In particular in partial laryngeal irradiation of early-stage lateralized glottic cancer, image guidance with daily laryngeal soft tissue matching can increase local control considerably [20]. In addition, the dose to the contralateral vocal cord can be significantly reduced using image-guided IMRT compared to conventional 3D-conformal RT [27], resulting in a distinct decrease of treatment toxicity [19]. The potential clinical benefits of unilateral vocal cord versus complete laryngeal RT are currently evaluated as part of a prospective randomized clinical trial [9]. High-precision IMPT has the potential to improve treatment tolerability in selected patients with early-stage lateralized tumors even further. However, state-of-the-art on-site image-guidance with CT or MRI, which is increasingly availably in particle therapy centers, is required for daily soft-tissue matching, in particular for treatment regimens with altered fractionation.
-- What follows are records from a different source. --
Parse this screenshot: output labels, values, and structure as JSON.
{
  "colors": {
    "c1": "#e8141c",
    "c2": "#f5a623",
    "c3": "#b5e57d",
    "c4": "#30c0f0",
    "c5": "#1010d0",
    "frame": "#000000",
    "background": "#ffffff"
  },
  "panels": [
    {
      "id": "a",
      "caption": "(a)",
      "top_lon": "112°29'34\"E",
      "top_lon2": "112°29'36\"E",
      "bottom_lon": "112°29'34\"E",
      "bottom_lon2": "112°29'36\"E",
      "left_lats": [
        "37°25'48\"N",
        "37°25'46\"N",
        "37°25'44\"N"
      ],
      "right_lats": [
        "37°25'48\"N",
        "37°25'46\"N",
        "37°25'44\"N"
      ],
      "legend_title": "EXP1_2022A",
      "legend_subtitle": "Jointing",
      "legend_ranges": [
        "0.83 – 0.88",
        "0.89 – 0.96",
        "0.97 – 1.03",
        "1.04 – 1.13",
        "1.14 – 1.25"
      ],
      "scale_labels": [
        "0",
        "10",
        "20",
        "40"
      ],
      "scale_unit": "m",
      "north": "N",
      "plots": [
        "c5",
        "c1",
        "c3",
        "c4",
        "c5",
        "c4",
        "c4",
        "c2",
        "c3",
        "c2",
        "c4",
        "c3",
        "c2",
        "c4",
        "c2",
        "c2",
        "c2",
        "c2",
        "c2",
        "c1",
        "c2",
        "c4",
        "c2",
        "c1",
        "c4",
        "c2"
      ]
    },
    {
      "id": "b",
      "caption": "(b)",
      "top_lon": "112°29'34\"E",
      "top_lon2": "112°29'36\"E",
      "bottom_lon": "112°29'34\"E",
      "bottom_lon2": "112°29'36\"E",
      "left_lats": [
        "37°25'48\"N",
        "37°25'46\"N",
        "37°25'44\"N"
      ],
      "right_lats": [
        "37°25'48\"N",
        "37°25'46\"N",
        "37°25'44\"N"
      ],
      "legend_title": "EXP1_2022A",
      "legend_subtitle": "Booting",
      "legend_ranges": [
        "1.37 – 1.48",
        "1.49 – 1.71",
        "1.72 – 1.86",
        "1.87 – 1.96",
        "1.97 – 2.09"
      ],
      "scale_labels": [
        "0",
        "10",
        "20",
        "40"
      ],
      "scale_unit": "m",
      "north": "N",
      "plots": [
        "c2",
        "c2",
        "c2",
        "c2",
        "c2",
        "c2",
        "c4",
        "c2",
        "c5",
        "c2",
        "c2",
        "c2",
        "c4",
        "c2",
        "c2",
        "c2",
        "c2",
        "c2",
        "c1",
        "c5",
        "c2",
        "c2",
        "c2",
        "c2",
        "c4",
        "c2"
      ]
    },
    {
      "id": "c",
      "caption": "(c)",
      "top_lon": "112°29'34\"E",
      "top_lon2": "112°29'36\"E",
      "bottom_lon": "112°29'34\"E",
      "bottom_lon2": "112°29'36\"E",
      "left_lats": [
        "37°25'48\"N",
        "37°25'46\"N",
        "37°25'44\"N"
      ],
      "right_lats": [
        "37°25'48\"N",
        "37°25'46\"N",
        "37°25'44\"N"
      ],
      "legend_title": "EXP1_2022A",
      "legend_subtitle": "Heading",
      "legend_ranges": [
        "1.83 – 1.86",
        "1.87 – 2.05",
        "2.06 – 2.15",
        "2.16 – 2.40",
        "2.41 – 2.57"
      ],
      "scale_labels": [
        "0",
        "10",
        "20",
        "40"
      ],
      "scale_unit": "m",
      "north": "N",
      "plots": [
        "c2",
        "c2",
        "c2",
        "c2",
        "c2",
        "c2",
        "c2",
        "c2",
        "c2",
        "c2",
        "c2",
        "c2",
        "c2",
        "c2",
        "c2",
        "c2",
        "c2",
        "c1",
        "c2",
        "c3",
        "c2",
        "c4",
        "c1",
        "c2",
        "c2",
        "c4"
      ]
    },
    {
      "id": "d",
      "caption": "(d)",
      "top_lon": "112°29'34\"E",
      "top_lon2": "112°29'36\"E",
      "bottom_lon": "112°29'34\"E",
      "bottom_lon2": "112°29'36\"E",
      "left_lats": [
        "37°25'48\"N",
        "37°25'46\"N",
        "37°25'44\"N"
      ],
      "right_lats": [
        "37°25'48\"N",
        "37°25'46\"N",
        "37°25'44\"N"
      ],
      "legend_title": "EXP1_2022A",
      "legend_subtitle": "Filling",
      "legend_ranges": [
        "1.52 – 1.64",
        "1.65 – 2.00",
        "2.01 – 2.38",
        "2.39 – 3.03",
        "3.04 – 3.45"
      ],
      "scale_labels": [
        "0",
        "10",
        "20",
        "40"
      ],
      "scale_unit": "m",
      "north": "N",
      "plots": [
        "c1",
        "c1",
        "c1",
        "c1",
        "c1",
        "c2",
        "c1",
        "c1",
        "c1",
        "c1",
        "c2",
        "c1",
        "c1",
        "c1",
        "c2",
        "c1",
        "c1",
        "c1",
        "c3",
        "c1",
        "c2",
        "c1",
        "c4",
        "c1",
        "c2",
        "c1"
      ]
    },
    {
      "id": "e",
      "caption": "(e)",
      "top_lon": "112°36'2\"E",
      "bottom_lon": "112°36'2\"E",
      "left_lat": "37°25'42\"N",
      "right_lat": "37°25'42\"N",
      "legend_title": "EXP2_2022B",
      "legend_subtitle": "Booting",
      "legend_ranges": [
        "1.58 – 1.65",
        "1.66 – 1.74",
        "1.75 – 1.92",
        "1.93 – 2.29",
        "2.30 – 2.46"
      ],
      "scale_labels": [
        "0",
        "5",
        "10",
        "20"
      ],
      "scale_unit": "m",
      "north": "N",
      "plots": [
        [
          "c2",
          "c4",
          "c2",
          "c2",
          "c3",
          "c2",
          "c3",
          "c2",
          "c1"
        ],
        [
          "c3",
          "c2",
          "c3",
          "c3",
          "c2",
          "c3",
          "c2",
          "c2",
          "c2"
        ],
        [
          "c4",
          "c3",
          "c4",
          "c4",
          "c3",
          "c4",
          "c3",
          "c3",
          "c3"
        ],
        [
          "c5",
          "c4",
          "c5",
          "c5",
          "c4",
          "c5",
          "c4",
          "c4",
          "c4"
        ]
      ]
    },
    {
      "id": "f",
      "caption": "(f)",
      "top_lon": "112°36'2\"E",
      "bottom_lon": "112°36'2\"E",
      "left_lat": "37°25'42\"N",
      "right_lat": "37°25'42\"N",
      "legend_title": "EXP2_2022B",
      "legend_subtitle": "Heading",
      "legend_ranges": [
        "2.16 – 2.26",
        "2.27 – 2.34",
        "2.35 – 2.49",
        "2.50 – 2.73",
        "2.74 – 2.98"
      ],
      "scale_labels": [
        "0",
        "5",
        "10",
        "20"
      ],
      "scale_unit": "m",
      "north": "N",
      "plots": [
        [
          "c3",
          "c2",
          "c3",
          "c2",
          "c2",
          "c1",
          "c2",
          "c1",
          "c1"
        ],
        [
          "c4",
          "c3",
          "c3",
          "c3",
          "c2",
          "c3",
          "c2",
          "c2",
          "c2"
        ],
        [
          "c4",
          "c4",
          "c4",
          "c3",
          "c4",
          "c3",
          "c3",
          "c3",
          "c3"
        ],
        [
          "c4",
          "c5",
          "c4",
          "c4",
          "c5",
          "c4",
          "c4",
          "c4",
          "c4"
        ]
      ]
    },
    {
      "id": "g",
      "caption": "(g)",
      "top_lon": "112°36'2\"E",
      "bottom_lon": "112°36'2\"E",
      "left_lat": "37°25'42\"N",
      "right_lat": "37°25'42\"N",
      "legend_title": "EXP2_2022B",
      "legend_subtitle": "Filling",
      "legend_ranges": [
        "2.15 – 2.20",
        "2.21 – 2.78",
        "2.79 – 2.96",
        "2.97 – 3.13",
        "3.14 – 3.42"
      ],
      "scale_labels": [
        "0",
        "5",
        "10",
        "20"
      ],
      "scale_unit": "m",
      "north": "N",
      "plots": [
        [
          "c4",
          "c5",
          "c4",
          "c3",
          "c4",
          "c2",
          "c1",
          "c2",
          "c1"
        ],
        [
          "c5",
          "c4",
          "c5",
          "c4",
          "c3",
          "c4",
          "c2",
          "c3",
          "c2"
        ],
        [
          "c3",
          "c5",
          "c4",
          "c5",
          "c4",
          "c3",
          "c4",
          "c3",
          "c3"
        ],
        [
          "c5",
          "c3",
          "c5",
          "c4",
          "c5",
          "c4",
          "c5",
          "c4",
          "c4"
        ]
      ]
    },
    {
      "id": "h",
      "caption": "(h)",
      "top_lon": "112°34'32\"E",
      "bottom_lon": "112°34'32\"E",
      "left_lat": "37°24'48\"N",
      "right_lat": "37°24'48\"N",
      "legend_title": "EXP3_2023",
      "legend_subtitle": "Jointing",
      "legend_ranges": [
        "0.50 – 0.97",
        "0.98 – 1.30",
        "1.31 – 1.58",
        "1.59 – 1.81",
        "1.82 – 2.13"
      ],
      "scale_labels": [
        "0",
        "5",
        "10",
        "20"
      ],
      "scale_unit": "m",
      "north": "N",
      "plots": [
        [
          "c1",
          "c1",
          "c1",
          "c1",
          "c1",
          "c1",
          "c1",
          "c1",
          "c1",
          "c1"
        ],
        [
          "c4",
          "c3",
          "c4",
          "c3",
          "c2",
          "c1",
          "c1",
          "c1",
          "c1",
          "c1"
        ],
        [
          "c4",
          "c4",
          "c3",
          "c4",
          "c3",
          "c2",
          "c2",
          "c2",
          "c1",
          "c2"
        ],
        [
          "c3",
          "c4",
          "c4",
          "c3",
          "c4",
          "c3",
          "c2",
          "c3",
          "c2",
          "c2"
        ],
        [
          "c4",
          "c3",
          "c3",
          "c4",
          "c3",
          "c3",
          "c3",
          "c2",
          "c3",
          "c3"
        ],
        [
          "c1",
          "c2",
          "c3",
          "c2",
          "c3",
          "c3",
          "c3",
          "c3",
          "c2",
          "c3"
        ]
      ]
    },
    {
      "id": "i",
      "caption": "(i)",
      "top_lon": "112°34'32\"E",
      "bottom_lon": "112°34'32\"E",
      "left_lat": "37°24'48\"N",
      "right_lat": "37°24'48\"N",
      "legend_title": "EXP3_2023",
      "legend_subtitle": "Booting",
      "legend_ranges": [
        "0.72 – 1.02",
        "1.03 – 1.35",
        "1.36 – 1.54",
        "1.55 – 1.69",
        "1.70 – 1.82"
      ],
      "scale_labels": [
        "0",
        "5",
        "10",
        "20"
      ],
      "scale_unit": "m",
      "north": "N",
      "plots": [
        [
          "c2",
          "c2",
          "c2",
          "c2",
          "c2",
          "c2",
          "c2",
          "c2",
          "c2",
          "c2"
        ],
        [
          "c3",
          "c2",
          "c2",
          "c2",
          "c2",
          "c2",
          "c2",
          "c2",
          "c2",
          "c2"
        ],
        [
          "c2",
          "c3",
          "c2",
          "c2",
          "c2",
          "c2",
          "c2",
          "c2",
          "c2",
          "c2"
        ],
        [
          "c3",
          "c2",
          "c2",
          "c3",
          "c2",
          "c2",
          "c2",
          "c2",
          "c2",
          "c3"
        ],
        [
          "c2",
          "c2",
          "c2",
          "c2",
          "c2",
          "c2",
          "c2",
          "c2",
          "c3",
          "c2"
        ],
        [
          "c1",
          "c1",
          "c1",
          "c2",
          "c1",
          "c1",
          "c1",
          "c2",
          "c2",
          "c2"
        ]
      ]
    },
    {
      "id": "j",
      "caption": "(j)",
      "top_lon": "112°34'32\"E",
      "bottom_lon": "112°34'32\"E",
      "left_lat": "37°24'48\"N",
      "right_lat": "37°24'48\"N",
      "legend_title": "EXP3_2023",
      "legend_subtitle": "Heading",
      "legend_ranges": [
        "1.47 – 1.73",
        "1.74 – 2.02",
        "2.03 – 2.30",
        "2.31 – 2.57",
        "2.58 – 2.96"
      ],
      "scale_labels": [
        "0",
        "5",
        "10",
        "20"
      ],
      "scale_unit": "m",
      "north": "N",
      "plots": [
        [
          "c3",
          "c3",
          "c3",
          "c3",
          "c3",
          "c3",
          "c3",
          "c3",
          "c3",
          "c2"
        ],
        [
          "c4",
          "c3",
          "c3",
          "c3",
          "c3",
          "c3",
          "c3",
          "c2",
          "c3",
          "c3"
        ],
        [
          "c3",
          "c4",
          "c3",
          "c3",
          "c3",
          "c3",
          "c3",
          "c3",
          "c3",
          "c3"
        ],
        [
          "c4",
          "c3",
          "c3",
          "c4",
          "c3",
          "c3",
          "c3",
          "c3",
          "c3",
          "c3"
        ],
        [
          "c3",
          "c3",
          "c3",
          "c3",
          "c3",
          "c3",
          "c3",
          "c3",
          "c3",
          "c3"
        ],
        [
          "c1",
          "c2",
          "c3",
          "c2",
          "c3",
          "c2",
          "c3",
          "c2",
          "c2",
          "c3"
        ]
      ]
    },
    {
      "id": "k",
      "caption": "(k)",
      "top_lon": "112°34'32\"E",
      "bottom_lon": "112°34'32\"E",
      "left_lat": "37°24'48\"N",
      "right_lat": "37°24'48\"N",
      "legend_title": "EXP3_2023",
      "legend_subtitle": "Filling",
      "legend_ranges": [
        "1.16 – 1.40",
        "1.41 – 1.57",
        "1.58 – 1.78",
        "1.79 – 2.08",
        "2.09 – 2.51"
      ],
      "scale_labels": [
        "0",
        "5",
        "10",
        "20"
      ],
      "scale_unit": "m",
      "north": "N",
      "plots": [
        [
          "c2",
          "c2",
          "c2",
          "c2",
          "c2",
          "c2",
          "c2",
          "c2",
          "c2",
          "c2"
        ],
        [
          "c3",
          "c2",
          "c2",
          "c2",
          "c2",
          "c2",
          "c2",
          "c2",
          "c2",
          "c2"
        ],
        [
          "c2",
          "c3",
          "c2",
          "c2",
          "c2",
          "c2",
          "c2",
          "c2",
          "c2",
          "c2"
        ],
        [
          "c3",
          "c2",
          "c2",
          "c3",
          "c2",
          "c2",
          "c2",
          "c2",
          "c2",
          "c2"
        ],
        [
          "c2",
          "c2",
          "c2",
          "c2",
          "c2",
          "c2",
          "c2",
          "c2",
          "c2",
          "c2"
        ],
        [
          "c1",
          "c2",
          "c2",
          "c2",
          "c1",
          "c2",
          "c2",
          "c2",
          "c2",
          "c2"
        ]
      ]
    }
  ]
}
In addition, further radiation therapy innovations with the potential to minimize treatment toxicity while enhancing tumor control in early-stage glottic cancer, e.g. ultra-high dose rate RT [28, 29] or helium ion RT [30,31,32], are currently under development.

Limitations

There are among others the following limitations of this study. First, due to the retrospective nature, the reported toxicity was recorded non-standardized and could therefore be underestimated. Second, the median follow-up interval of 17.0 months was rather short, which creates uncertainties with regard to the results of oncological and functional outcome and long-term toxicity. Third, patients often continued follow-up with their external ENT-specialist in a non-standardized setting. Nonetheless, the current study increases the body of evidence with regard to particle therapy for early-stage laryngeal cancer with direct implications for ongoing and future clinical studies.

Conclusion

High-precision proton therapy of T1-2N0 glottic cancer resulted in exceptional treatment tolerability with high rates of laryngeal function preservation and promising oncological outcome. IMPT could become a standard treatment option for patients with early-stage laryngeal cancer who are not candidates for MLS. Further follow-up, dosimetric comparison studies and prospective randomized clinical trials with state-of-the-art image-guidance and standardized functional assessments are required to confirm these findings.